There is considerable agreement between the two candidates running for the Seattle Port Commission Position 5 seat on one central issue: The commission, as it stands now, has been anything but transparent.
Marine environmental consultant Fred Felleman and economic development manager Marion Yoshino both point to the handling of the
lease of Terminal 5 to Foss Maritime and Shell oil in January. The public had only five days to comment on the lease, which led to (ultimately fruitless) protests from kayaktivists and Mayor Ed Murray. (Shell has since abandoned its plans to drill in the Arctic.)
For Felleman, that failure of communication with the public will guide his first decisions as Port Commissioner. “I want to invite the public to have a discussion, not a two-minute testimony, with the commission,” Felleman said. “That would allow them to bring to our attention any sticking points they have with staff projects they’re impacted by.”
Similarly, in a statement to a Democratic group, Yoshino criticized the Port for exempting itself from a full environmental review of the Shell lease, comparing it to how the port acted during construction of the third runway at Seattle-Tacoma International Airport.
Issues about communications aside, Yoshino takes a somewhat different attitude toward the decision to host Shell. Instead of pushing away companies, Yoshino wants to create incentives for companies to decrease their environmental footprint.
“It’s fine to have a protest that Shell not drill in the Arctic, but that doesn’t change consumption,” Yoshino said. “We need companies to step up and make investments in infrastructure that uses less fossil fuels. Some kind of discount or tax incentive would facilitate that.”
Yoshino complains on her website that it is difficult to deal with the Port bureaucracy, pointing especially to dealings between the Port's Sea-Tac Airport and businesses in south King County, where she lives. She also promises to continue the Port's role as an economic engine, create more jobs and "work every day to create economic opportunity, and a self-sufficient and sustainable Port."
"Business outreach has not been a priority at the Port," she writes, "and we have let other ports outpace us."
Felleman believes the community impact around the Port is just as important as economic and environmental impacts.
“The way we promote business with the Port needs to be responsive to the public’s concerns. Terminal 5 is going to create noise and light,” Felleman said. “While you’re promoting the business of the Port, you’re trying to mitigate the impacts on the surrounding community with equal vigor.”
Felleman finds another balancing act between creating jobs and creating Port revenue from leases. He is adamant that, between the two, creating employment is the greater goal. “The job of the Port is to create jobs,” Felleman said. “Since we’re spending the public’s money, we have an obligation to be responsible. Our clients are not just terminal operators, but ultimately the public at large.”
Both candidates point to their own, very different backgrounds as offering knowledge and experience that would be useful to making Port decisions. Felleman has spent 10 years regularly attending Port meetings, as well as serving on the Port’s Century Agenda Experts Council. The Century Agenda is the Port’s 25-year plan to create jobs. He also helped to ban offshore oil and gas and the discharge of cruise ship waste from the Washington coast.
Yoshino has experience as an economic-development manager for Des Moines and as a Normandy Park city council member. As economic-development manager, she oversaw the creation of the Des Moines Creek Business Park, which will be the site of the Federal Aviation Administration’s new headquarters.
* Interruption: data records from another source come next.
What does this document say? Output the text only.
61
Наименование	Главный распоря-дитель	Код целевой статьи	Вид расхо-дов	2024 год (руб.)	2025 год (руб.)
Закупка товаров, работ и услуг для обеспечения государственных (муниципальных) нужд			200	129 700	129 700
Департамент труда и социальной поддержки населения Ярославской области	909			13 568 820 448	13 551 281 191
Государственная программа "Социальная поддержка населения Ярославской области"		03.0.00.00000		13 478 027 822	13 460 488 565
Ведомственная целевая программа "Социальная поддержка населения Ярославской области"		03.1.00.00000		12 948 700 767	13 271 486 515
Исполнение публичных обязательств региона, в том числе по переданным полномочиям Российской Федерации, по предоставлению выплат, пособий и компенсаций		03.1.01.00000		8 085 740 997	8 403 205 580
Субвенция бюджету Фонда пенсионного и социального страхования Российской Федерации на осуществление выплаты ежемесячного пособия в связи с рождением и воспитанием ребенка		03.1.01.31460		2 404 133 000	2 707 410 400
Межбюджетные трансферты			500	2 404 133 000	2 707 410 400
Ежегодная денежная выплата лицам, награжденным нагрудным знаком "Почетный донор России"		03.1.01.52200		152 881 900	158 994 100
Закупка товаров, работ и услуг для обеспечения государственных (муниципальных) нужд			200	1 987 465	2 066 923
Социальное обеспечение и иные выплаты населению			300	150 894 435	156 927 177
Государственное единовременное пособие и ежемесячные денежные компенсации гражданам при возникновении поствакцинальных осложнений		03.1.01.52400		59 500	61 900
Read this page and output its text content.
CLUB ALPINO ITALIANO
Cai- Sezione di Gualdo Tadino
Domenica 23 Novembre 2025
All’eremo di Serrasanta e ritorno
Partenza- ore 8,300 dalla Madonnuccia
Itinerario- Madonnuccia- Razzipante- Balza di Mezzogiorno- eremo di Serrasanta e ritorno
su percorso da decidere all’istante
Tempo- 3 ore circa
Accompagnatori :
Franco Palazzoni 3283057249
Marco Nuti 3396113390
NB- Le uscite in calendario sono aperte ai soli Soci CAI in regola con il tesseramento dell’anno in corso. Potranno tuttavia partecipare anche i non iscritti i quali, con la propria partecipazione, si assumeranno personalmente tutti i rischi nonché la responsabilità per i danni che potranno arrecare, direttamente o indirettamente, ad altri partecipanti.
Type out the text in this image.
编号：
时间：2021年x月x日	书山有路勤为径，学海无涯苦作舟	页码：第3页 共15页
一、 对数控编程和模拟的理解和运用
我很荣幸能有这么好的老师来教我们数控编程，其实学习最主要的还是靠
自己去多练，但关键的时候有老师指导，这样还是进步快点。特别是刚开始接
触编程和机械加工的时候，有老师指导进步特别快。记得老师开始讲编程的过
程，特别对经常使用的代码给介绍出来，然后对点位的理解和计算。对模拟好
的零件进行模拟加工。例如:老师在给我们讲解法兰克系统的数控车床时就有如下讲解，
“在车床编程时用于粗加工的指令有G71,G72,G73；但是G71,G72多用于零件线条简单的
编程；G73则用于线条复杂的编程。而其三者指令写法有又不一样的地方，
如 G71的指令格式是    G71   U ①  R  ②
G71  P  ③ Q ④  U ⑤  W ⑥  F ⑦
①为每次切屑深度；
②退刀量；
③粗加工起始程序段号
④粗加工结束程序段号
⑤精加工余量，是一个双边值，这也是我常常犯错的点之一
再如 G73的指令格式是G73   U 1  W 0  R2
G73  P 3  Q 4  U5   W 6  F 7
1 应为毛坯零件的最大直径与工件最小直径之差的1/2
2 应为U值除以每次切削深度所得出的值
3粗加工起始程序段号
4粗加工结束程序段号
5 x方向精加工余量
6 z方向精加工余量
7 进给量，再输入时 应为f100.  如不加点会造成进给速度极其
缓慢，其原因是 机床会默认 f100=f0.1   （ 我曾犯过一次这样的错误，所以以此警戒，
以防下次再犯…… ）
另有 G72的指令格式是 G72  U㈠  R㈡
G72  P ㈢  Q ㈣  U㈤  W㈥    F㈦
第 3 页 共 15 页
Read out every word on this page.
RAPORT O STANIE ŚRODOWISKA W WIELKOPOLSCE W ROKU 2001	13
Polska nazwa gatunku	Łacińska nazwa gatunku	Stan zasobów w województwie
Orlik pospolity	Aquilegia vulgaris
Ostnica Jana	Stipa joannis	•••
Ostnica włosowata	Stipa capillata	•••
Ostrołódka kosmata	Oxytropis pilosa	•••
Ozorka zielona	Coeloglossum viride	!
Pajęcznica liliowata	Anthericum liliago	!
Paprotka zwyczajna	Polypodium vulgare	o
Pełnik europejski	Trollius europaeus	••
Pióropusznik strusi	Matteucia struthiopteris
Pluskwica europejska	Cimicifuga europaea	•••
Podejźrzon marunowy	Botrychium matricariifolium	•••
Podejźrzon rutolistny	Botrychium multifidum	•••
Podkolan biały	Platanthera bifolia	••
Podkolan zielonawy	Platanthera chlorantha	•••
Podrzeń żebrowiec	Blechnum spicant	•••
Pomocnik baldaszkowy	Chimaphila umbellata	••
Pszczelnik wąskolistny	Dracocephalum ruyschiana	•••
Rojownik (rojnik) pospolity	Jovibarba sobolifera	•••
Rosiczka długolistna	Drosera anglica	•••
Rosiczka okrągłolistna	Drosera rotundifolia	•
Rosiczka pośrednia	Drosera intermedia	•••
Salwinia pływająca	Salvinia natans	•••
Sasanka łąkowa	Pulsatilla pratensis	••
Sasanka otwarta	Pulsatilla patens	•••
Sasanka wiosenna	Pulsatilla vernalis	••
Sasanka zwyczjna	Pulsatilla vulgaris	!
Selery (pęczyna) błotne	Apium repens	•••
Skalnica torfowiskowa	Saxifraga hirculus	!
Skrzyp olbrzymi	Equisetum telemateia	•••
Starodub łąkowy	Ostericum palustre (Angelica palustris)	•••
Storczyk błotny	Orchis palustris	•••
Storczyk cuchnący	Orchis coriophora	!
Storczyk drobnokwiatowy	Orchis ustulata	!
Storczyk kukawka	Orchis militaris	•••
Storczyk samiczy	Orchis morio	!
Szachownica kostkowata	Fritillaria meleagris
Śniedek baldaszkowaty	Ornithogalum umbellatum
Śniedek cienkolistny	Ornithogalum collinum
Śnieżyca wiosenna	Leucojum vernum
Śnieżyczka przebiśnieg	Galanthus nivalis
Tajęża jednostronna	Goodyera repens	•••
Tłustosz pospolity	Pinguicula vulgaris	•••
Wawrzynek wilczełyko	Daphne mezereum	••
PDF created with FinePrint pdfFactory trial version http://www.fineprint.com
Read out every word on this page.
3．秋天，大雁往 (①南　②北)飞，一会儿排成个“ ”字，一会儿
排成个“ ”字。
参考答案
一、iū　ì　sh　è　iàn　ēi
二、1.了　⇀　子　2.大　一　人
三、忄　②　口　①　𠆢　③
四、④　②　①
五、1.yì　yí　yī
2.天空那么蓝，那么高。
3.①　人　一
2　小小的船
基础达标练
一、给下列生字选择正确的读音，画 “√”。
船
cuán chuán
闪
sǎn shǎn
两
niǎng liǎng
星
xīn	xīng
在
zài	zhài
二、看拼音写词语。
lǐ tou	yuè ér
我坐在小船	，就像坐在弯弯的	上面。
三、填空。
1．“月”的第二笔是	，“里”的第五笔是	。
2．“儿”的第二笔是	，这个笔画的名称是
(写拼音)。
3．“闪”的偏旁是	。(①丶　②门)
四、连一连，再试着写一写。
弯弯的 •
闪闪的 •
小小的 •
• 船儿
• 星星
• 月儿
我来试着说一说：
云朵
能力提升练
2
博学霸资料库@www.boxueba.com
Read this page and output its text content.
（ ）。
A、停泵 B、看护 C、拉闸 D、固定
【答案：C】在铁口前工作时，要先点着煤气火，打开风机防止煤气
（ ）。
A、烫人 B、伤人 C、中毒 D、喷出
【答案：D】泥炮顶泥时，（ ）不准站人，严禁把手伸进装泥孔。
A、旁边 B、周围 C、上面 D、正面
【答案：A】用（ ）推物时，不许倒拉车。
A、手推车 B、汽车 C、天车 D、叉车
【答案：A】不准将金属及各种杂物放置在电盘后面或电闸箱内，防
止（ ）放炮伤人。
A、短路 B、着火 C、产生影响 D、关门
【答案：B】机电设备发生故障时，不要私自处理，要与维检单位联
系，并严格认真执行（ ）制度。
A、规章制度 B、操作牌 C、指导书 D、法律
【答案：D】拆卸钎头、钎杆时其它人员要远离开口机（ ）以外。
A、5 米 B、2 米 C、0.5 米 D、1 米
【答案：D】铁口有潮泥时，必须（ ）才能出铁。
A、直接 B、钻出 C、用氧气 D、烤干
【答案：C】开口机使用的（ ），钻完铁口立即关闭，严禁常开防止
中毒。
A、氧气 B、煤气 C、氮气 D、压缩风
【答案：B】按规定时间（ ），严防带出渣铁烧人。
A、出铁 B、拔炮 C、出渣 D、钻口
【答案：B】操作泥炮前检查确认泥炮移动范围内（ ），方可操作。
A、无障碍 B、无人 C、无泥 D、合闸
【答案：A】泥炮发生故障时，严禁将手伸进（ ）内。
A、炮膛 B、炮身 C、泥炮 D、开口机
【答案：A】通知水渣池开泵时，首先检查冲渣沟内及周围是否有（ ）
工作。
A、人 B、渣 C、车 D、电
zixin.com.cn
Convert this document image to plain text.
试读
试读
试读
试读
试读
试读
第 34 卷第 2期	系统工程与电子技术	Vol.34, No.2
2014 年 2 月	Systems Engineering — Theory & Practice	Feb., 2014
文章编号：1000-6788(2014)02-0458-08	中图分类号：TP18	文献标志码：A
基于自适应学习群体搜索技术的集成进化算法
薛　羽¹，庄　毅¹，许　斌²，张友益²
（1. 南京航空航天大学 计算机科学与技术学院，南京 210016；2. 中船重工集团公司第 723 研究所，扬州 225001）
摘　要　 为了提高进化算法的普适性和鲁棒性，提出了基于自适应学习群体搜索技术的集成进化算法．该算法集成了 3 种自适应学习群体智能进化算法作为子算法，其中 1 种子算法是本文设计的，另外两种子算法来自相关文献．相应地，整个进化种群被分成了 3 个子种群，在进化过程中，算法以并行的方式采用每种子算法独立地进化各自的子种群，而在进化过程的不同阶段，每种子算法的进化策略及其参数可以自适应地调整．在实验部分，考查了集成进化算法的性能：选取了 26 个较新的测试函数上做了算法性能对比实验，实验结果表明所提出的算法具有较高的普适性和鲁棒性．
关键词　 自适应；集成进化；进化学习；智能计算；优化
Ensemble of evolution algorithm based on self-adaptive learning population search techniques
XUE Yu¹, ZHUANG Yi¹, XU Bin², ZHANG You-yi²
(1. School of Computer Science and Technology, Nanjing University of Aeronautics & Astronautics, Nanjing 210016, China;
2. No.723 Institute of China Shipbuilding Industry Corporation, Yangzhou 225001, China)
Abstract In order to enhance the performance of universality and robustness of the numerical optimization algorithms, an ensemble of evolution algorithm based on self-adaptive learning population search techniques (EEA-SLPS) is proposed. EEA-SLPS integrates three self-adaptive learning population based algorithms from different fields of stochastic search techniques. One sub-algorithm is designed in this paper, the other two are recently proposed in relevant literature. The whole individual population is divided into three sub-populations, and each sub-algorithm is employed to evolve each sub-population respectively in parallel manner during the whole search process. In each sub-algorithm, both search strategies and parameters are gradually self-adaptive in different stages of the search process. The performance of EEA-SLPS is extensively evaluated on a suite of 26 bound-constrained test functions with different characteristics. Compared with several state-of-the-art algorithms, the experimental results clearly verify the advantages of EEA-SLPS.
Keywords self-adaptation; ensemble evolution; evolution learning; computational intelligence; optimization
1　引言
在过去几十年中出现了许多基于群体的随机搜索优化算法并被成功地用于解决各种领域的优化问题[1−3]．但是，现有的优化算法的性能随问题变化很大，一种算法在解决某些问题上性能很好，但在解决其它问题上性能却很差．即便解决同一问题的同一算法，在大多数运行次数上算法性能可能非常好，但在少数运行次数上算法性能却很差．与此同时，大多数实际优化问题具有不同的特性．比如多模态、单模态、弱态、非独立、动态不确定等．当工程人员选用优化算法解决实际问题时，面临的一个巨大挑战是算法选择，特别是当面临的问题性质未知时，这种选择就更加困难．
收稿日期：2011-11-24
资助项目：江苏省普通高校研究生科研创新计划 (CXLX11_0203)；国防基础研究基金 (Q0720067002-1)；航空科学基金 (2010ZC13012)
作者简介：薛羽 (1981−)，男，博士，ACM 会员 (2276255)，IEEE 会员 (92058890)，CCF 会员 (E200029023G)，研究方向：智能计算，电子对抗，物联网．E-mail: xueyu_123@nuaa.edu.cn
She says she has been involved with south King County concerns with the airport and the third runway as a neighborhood coalition member as early as 1998.
Felleman has raised $86,300 from donors that include Friends of the Earth and Puget Sound Pilots while Yoshino has raised $30,000 from donors including Glacier Fish Company and the Washington Association of Realtors. Both received $1,000 donations from Alaska Airlines.